Job recalls that all he is and all he has is from God. Yet, inwardly, his heart is sure that God did all this to set him up for ultimate suffering in taking it all away. 

Job 10:13 (ESV) Yet these things you hid in your heart; I know that this was your purpose.

And I think we have here a picture of what we should actually do in suffering even when it looks wrong. We need to work it out in our heads. We need to walk through the emotions one at a time and let time bring us from one stage to another. They speak about the 5 stages of grief for this reason. 

Job is confused by suffering. That's what suffering will do to all of us. Here Job considers God was only out to get him from the beginning. At the end of this chapter, Job wants this version of the Lord he has imagined to go away...
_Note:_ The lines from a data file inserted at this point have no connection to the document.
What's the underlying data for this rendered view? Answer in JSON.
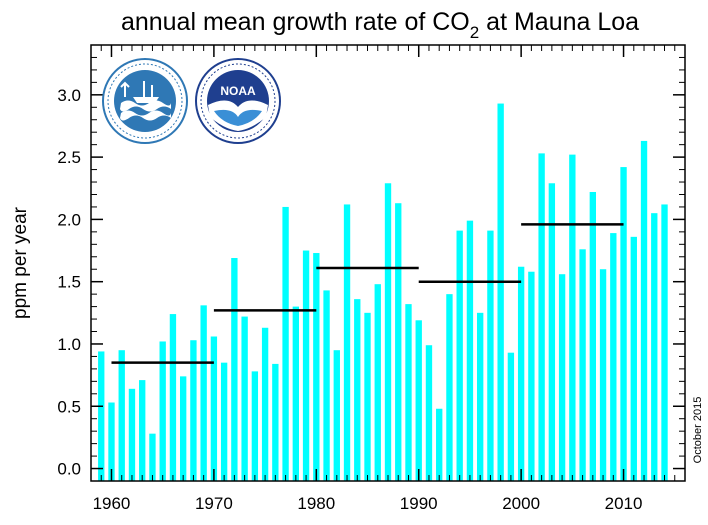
{
  "chart_data": {
    "type": "bar",
    "title": {
      "main": "annual mean growth rate of CO",
      "subscript": "2",
      "suffix": " at Mauna Loa"
    },
    "xlabel": "",
    "ylabel": "ppm per year",
    "date_stamp": "October 2015",
    "bar_color": "#00ffff",
    "x": [
      1959,
      1960,
      1961,
      1962,
      1963,
      1964,
      1965,
      1966,
      1967,
      1968,
      1969,
      1970,
      1971,
      1972,
      1973,
      1974,
      1975,
      1976,
      1977,
      1978,
      1979,
      1980,
      1981,
      1982,
      1983,
      1984,
      1985,
      1986,
      1987,
      1988,
      1989,
      1990,
      1991,
      1992,
      1993,
      1994,
      1995,
      1996,
      1997,
      1998,
      1999,
      2000,
      2001,
      2002,
      2003,
      2004,
      2005,
      2006,
      2007,
      2008,
      2009,
      2010,
      2011,
      2012,
      2013,
      2014
    ],
    "values": [
      0.94,
      0.53,
      0.95,
      0.64,
      0.71,
      0.28,
      1.02,
      1.24,
      0.74,
      1.03,
      1.31,
      1.06,
      0.85,
      1.69,
      1.22,
      0.78,
      1.13,
      0.84,
      2.1,
      1.3,
      1.75,
      1.73,
      1.43,
      0.95,
      2.12,
      1.36,
      1.25,
      1.48,
      2.29,
      2.13,
      1.32,
      1.19,
      0.99,
      0.48,
      1.4,
      1.91,
      1.99,
      1.25,
      1.91,
      2.93,
      0.93,
      1.62,
      1.58,
      2.53,
      2.29,
      1.56,
      2.52,
      1.76,
      2.22,
      1.6,
      1.89,
      2.42,
      1.86,
      2.63,
      2.05,
      2.12
    ],
    "decadal_means": [
      {
        "start": 1960,
        "end": 1970,
        "value": 0.85
      },
      {
        "start": 1970,
        "end": 1980,
        "value": 1.27
      },
      {
        "start": 1980,
        "end": 1990,
        "value": 1.61
      },
      {
        "start": 1990,
        "end": 2000,
        "value": 1.5
      },
      {
        "start": 2000,
        "end": 2010,
        "value": 1.96
      }
    ],
    "xlim": [
      1958,
      2016
    ],
    "ylim": [
      -0.1,
      3.4
    ],
    "xticks": [
      1960,
      1970,
      1980,
      1990,
      2000,
      2010
    ],
    "yticks": [
      0.0,
      0.5,
      1.0,
      1.5,
      2.0,
      2.5,
      3.0
    ],
    "ytick_labels": [
      "0.0",
      "0.5",
      "1.0",
      "1.5",
      "2.0",
      "2.5",
      "3.0"
    ],
    "grid": false,
    "logos": [
      {
        "name": "scripps-logo",
        "text": "SCRIPPS INSTITUTION OF OCEANOGRAPHY · UCSD"
      },
      {
        "name": "noaa-logo",
        "text": "NOAA",
        "ring_text": "NATIONAL OCEANIC AND ATMOSPHERIC ADMINISTRATION · U.S. DEPARTMENT OF COMMERCE"
      }
    ]
  }
}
Job 10:20–22 (ESV) Are not my days few? Then cease, and leave me alone, that I may find a little cheer 21 before I go—and I shall not return— to the land of darkness and deep shadow, 22 the land of gloom like thick darkness, like deep shadow without any order, where light is as thick darkness.”

Here's another confusion the suffering has produced in Job. For it was God who set the limits on his suffering from the hand of the devil. If God had stepped away, the devil would have surely killed him! 

The story invites us into the confusion of Job so that we won't be shocked by our own confusion in our suffering. Trouble brings doubt to faith, but we are again the beneficiaries of Job's story with a back-stage pass. 

Let us consider then, that while we do suffer, God is the only one who mitigates its ultimate impact. Your hope in suffering is not less of God but more of Him, which is exactly what Job will get in the end. 

Let us renew our confidence that He is with us always even when we are confused about how close He may actually be.